Anarchists do not say, wait until the revolution. We advocate militant mass action right now to win even partial gains. We support the struggle for reforms, but do not think that this system can consistently and permanently provide a decent life for everyone. A revolution is needed (the complete transformation of capitalism into libertarian socialism).
Within anarchism, there have been exceptions to this view. The first self-labeled anarchist, Proudhon, was elected to the French parliament. Murray Bookchin, a well-known anarchist of today, advocates running in local elections and taking over city and town councils, as part of his Libertarian Municipalism strategy. The arguments against electoralism apply to this strategy too.

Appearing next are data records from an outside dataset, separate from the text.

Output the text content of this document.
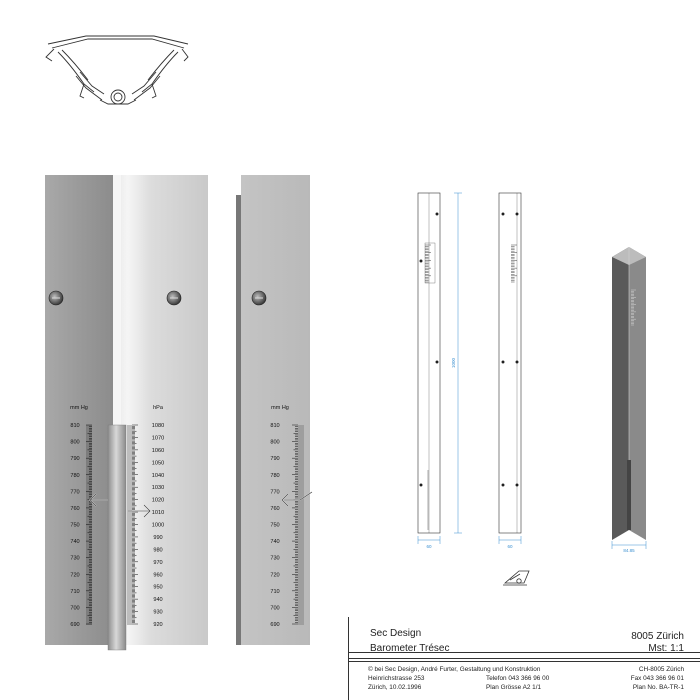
mm Hg	hPa
810
800
790
780
770
760
750
740
730
720
710
700
690
1080
1070
1060
1050
1040
1030
1020
1010
1000
990
980
970
960
950
940
930
920
mm Hg
810
800
790
780
770
760
750
740
730
720
710
700
690
1000
60	60
84.85
Sec Design
Barometer Trésec
8005 Zürich
Mst: 1:1
© bei Sec Design, André Furter, Gestaltung und Konstruktion
Heinrichstrasse 253
Zürich, 10.02.1996
Telefon 043 366 96 00
Plan Grösse A2 1/1
CH-8005 Zürich
Fax 043 366 96 01
Plan No. BA-TR-1
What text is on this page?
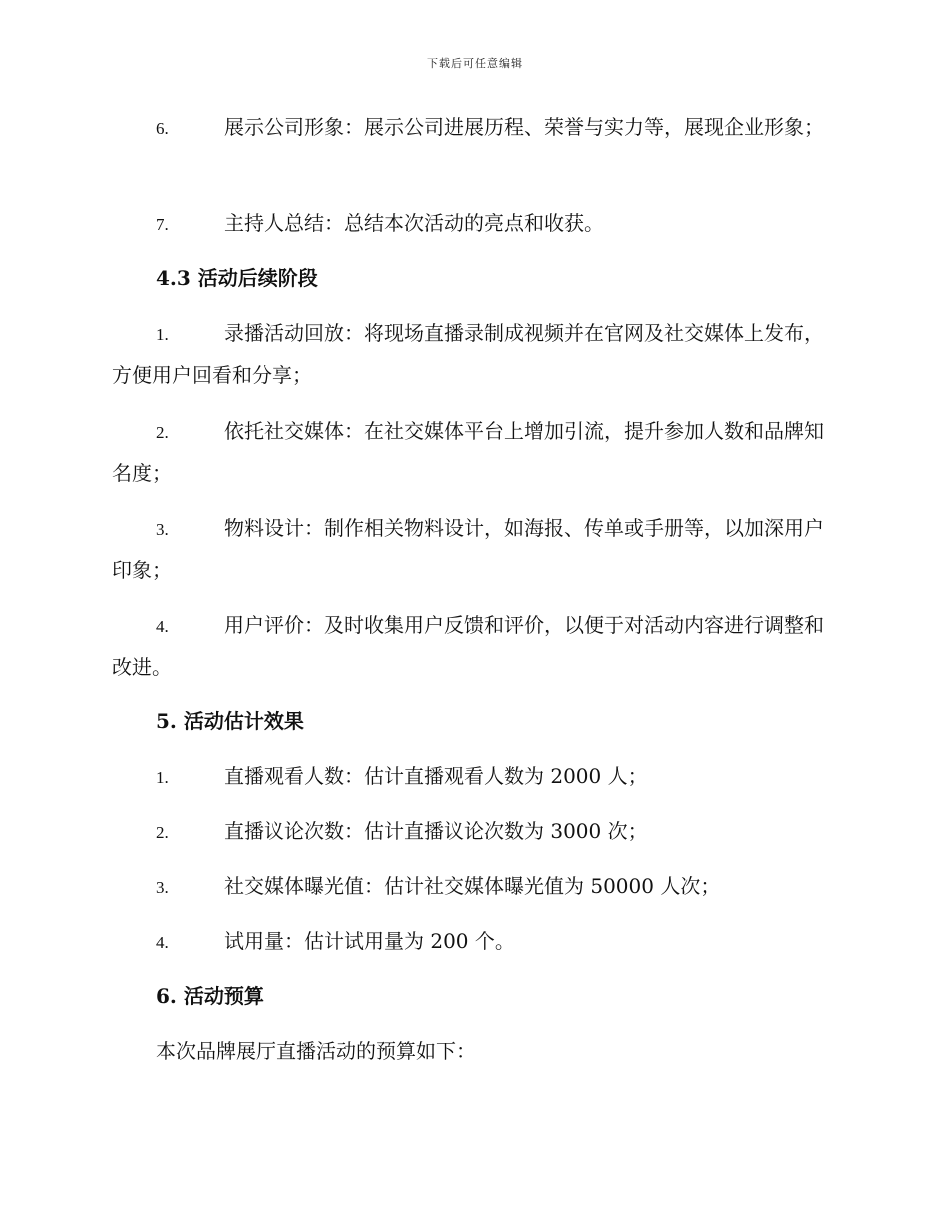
下载后可任意编辑
6.	展示公司形象：展示公司进展历程、荣誉与实力等，展现企业形象；
7.	主持人总结：总结本次活动的亮点和收获。
4.3 活动后续阶段
1.	录播活动回放：将现场直播录制成视频并在官网及社交媒体上发布，方便用户回看和分享；
2.	依托社交媒体：在社交媒体平台上增加引流，提升参加人数和品牌知名度；
3.	物料设计：制作相关物料设计，如海报、传单或手册等，以加深用户印象；
4.	用户评价：及时收集用户反馈和评价，以便于对活动内容进行调整和改进。
5. 活动估计效果
1.	直播观看人数：估计直播观看人数为 2000 人；
2.	直播议论次数：估计直播议论次数为 3000 次；
3.	社交媒体曝光值：估计社交媒体曝光值为 50000 人次；
4.	试用量：估计试用量为 200 个。
6. 活动预算
本次品牌展厅直播活动的预算如下：
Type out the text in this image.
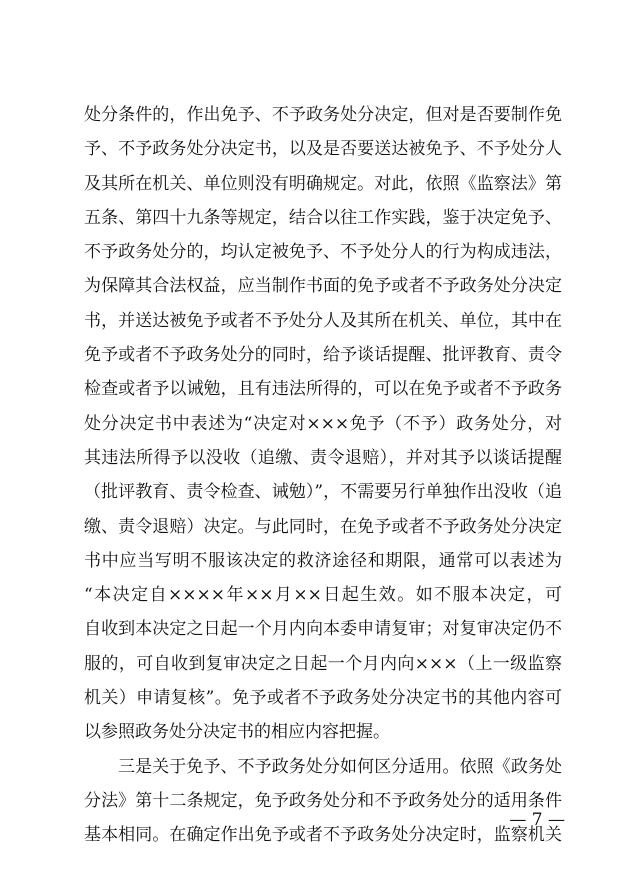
处分条件的，作出免予、不予政务处分决定，但对是否要制作免
予、不予政务处分决定书，以及是否要送达被免予、不予处分人
及其所在机关、单位则没有明确规定。对此，依照《监察法》第
五条、第四十九条等规定，结合以往工作实践，鉴于决定免予、
不予政务处分的，均认定被免予、不予处分人的行为构成违法，
为保障其合法权益，应当制作书面的免予或者不予政务处分决定
书，并送达被免予或者不予处分人及其所在机关、单位，其中在
免予或者不予政务处分的同时，给予谈话提醒、批评教育、责令
检查或者予以诫勉，且有违法所得的，可以在免予或者不予政务
处分决定书中表述为“决定对×××免予（不予）政务处分，对
其违法所得予以没收（追缴、责令退赔），并对其予以谈话提醒
（批评教育、责令检查、诫勉）”，不需要另行单独作出没收（追
缴、责令退赔）决定。与此同时，在免予或者不予政务处分决定
书中应当写明不服该决定的救济途径和期限，通常可以表述为
“本决定自××××年××月××日起生效。如不服本决定，可
自收到本决定之日起一个月内向本委申请复审；对复审决定仍不
服的，可自收到复审决定之日起一个月内向×××（上一级监察
机关）申请复核”。免予或者不予政务处分决定书的其他内容可
以参照政务处分决定书的相应内容把握。
三是关于免予、不予政务处分如何区分适用。依照《政务处
分法》第十二条规定，免予政务处分和不予政务处分的适用条件
基本相同。在确定作出免予或者不予政务处分决定时，监察机关
— 7 —
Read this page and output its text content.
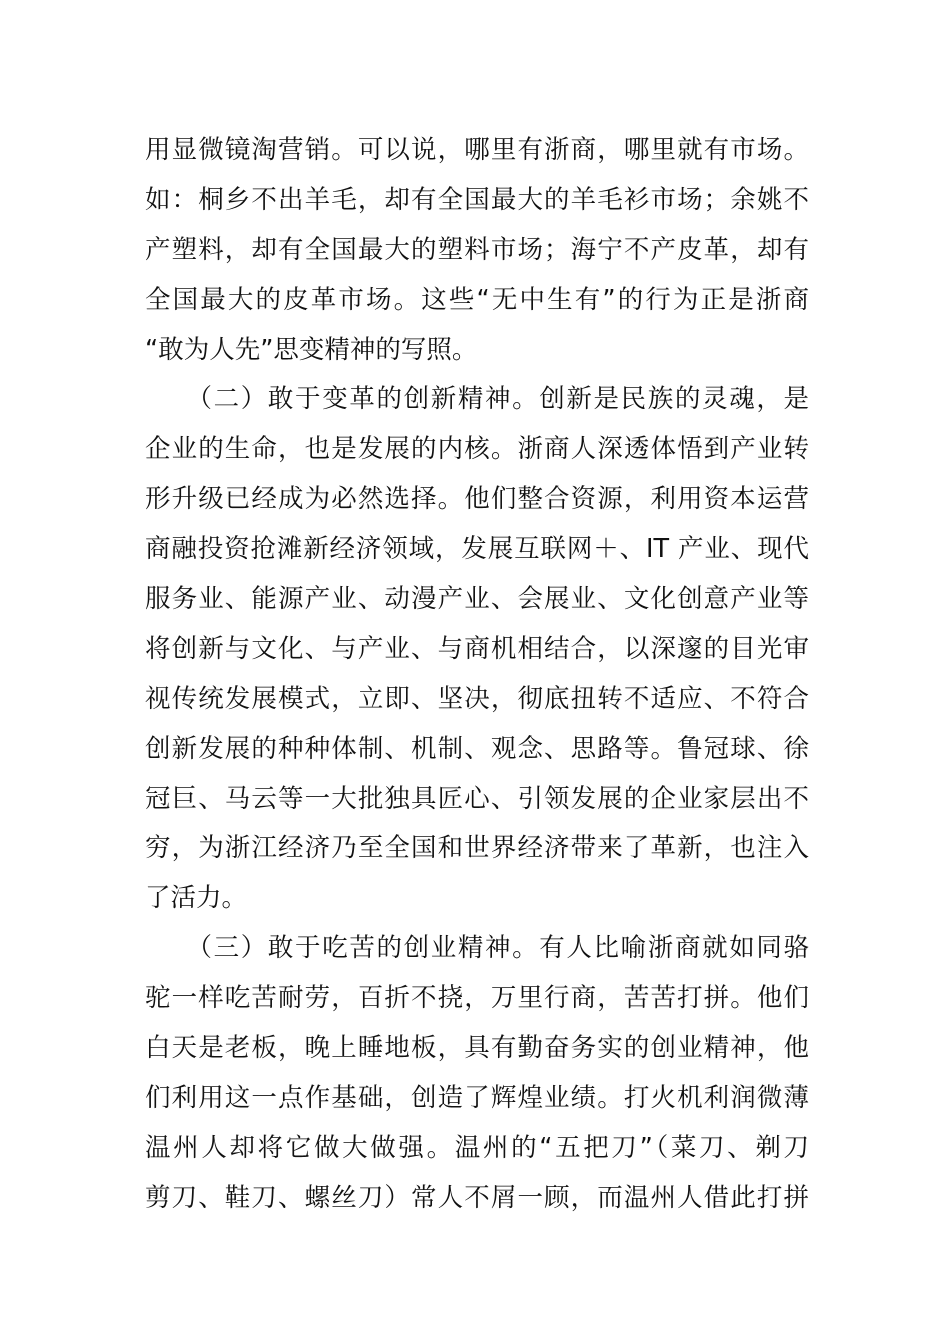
用显微镜淘营销。可以说，哪里有浙商，哪里就有市场。
如：桐乡不出羊毛，却有全国最大的羊毛衫市场；余姚不
产塑料，却有全国最大的塑料市场；海宁不产皮革，却有
全国最大的皮革市场。这些“无中生有”的行为正是浙商
“敢为人先”思变精神的写照。
　　（二）敢于变革的创新精神。创新是民族的灵魂，是
企业的生命，也是发展的内核。浙商人深透体悟到产业转
形升级已经成为必然选择。他们整合资源，利用资本运营
商融投资抢滩新经济领域，发展互联网＋、IT 产业、现代
服务业、能源产业、动漫产业、会展业、文化创意产业等
将创新与文化、与产业、与商机相结合，以深邃的目光审
视传统发展模式，立即、坚决，彻底扭转不适应、不符合
创新发展的种种体制、机制、观念、思路等。鲁冠球、徐
冠巨、马云等一大批独具匠心、引领发展的企业家层出不
穷，为浙江经济乃至全国和世界经济带来了革新，也注入
了活力。
　　（三）敢于吃苦的创业精神。有人比喻浙商就如同骆
驼一样吃苦耐劳，百折不挠，万里行商，苦苦打拼。他们
白天是老板，晚上睡地板，具有勤奋务实的创业精神，他
们利用这一点作基础，创造了辉煌业绩。打火机利润微薄
温州人却将它做大做强。温州的“五把刀”（菜刀、剃刀
剪刀、鞋刀、螺丝刀）常人不屑一顾，而温州人借此打拼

City governments are merely local parts of the national state. Any attempt to make radical changes locally would be overruled by the state government and the national government (the way judges forbade city councils from passing resolutions against South Africa and refusing to do business with SA businesses — this was creating their own foreign policy, the judges said, and was not permitted). City governments preside over local capitalist economies. An anti-business program would cause local businesses to pull out of town and invest elsewhere. The town would go broke and the radicals would be voted out.
There is nothing wrong with community organizing, in fact, it is vitally important, but only if illusions in the local state are opposed. Also, by his indifference to unions and the working class, Bookchin rules out mobilizing one of the potentially most important forces for shaking up local communities.
In any case, most of the revolutionary wing of anarchism has historically opposed using elections (locally or nationally). From the beginning, the anarchist movement has rejected the possibility of an electoral road to socialism (meaning, not state socialism but libertarian socialism or anarcho-communism). They have opposed both revolutionary Marxism-Leninism, which aims to overthrow the existing state and replace it with a new state (the so-called dictatorship of the proletariat, really a dictatorship of a bureaucratic party), and the social democracy (reformism), which advocates electing their bureaucratic party to run the existing state. Both programs require the people to chose a few leaders who will supposedly represent them in the national capital. These leaders will be political FOR the workers. The workers can go back to their jobs, doing what they are told by their bosses.
Instead, we as anarchists say that working people should organize themselves, should create institutions of direct, face-to-face democracy, such as factory councils or community committees, and federate these together. Stop relying on others and take your fate into your own hands!